The dynamic makes intuitive sense when you examine how modern AI models actually operate. A large language model does not simply compute answers. It must hold vast amounts of data in active memory, accessible at extremely high speeds, to process each request. The model's weights, the numerical parameters that encode its knowledge and capabilities, must be loaded into memory before inference can begin. For frontier models with hundreds of billions or even trillions of parameters, the memory required to hold these weights dwarfs what conventional computing systems were designed to provide.

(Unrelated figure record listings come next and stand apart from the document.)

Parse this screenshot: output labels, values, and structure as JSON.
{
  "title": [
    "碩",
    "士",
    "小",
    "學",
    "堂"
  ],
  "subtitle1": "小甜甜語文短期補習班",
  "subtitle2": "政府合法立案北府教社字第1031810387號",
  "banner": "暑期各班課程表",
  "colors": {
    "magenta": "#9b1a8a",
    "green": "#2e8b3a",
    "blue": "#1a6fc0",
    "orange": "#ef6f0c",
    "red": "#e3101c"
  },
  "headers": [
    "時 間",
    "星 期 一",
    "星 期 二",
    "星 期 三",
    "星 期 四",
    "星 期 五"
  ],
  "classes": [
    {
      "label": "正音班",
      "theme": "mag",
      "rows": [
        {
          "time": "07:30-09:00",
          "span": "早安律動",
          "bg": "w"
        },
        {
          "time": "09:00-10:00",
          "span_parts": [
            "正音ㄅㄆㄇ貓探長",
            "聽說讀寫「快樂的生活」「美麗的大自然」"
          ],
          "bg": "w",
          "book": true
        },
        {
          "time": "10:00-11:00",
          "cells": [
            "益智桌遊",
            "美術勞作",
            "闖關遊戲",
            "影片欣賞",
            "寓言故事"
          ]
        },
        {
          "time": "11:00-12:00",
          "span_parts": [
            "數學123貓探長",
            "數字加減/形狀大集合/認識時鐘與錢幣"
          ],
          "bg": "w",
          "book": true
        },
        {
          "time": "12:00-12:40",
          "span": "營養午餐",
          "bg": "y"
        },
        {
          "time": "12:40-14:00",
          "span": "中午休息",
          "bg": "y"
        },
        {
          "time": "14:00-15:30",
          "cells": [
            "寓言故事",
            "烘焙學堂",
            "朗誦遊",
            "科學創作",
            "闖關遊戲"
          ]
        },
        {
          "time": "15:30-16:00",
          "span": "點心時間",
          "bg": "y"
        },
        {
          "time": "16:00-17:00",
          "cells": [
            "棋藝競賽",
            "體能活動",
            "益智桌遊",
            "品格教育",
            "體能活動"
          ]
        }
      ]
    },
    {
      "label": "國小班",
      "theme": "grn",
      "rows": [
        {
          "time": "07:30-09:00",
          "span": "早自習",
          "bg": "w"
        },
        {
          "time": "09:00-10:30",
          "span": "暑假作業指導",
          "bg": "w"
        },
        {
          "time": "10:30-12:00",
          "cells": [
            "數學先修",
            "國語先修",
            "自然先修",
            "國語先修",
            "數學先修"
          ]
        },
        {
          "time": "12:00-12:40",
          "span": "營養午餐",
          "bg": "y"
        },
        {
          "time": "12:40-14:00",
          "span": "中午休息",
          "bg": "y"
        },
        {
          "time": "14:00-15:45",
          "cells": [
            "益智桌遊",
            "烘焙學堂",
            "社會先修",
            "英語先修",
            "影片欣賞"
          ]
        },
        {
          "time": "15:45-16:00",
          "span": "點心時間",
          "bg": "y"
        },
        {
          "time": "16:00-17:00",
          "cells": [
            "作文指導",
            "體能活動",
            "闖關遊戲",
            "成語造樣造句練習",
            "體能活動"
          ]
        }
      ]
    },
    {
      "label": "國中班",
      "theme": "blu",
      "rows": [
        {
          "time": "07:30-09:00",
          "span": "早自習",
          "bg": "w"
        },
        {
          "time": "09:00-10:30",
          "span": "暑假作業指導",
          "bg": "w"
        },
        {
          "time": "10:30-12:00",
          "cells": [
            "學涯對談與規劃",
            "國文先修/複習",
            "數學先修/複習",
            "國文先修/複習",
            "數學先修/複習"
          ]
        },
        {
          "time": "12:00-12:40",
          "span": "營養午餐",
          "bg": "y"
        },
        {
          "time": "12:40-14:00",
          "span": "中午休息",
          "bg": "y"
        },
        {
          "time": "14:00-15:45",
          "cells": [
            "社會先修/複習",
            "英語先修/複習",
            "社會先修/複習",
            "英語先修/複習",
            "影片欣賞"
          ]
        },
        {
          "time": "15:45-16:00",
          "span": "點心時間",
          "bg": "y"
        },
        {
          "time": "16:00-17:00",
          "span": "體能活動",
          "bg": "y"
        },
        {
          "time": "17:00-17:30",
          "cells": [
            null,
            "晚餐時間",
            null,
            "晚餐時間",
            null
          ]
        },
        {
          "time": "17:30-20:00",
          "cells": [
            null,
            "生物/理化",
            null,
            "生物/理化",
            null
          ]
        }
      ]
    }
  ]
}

High Bandwidth Memory: The Critical Component
The specific type of memory that has become central to AI infrastructure is High Bandwidth Memory, known as HBM. Unlike the standard DRAM found in consumer computers, HBM stacks multiple layers of memory chips vertically and connects them with an extremely wide data bus, enabling data transfer rates that are orders of magnitude faster than conventional memory. This speed is essential because AI accelerators like Nvidia's H100 and H200 GPUs can process data far faster than standard memory can deliver it. Without HBM, these processors would spend most of their time waiting for data, rendering their computational capabilities largely useless.
HBM is physically bonded to the AI accelerator using advanced packaging techniques, creating an integrated module where memory and processing are tightly coupled. This integration provides the bandwidth needed for AI workloads but also creates a supply chain dependency: every AI accelerator shipped requires a corresponding allocation of HBM, and the production capacity for HBM is concentrated among just three manufacturers globally.